How much do we really know about history? How much of it is fabricated or not? Is there a chance that all of it could be a lie?
That is the beauty of history. A lot of it is manufactured/propaganda. The art is the story, the science is using our best tools to decipher it through all the bullshit.
This is why anthropological-archaeology is so important in order to help us contextualize where the writings have disappeared.
Consider the following, Herodotus the guy stickied too the board is perhaps one of the biggest bullshitters of the Roman story/history, yet we have to use most of his writings to help put the time period into perspective.
It is actually quite fitting to have him as a mascot on this board as a lot of anons ascribe to a lot of "conspiracy" theories and historical propaganda that has made it through the ages (myself included at times)
>>3321747
>Herodotus
>Roman
the absolute state of this board
>>3321819
I know he is from Halicarnassus. I meant to say Greek my nigga. Thanks
I would say a truly reliable history begins only in the 19th century. This is when you have the beginning of mass literacy, photography, the beginning of telecommunication (telegraph) and a much larger number of records. Before this period, it is at least theoretically possible that the handful of literate people could have faked records to a large extent and invented history without many realizing or caring about it. Most people didn't even know what country they were living in, who their ruler actually was and how did they look like, how big the world actually was...

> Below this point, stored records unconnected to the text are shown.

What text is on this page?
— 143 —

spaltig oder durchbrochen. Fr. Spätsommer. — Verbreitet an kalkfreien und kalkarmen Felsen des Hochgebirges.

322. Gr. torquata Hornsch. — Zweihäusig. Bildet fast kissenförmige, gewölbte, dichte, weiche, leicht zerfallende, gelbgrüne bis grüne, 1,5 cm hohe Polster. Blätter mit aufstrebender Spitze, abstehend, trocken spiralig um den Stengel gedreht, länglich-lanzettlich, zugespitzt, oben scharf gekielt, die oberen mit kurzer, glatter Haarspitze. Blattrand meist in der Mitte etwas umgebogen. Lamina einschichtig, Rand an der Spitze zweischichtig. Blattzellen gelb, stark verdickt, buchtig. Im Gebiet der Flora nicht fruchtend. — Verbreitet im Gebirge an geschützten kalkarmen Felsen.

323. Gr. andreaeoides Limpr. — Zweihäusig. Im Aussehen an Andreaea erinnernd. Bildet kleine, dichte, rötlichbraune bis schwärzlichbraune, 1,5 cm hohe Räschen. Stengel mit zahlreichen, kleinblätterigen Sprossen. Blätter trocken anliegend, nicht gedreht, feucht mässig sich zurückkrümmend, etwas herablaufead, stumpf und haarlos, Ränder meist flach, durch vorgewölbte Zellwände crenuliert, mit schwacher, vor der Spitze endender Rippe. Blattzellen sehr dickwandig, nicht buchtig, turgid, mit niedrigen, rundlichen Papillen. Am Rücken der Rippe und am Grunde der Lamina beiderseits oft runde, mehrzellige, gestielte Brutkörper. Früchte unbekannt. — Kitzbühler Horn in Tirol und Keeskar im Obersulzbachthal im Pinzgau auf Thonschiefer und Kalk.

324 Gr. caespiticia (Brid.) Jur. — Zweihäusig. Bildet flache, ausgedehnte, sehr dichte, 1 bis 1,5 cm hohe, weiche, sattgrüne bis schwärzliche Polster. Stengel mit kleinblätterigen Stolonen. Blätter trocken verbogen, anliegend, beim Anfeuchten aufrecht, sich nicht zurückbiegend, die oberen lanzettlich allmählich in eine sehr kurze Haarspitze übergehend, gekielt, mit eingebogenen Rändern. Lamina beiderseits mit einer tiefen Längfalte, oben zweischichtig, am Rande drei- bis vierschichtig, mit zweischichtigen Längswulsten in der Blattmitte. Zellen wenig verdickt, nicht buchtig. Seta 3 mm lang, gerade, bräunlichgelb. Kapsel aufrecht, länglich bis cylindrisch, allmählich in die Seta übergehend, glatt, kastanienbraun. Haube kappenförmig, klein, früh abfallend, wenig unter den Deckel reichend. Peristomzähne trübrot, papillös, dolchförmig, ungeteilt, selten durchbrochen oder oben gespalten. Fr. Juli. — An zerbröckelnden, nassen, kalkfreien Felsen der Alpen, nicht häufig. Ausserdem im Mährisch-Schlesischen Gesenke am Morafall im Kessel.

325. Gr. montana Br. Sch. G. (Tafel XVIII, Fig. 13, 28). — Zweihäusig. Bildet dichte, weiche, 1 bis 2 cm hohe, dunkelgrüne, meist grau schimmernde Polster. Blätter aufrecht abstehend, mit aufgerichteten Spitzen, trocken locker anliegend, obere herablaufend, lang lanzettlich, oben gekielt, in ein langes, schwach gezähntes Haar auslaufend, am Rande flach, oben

Also,a huge amount of knowledge about the past was lost simply because materials like the paper in manuscripts and books, clothing, building materials, wood carvings simply decay with time. Many "old" books are copies of copies of copies. Most "medieval" castles were build or rebuild in the 18-19th centuries. Most armors you see in museums are replicas and Victorian era interpretations. What we have is only a poor reconstruction of the past and entire chunks could be missing and be almost impossible to recover. And it only gets worse the more you go into the past.
I think that talking about "ancient" and "medieval" periods aside from the very general points becomes no different than discussing video game lore. You even have kids larping as one side or the other in both cases.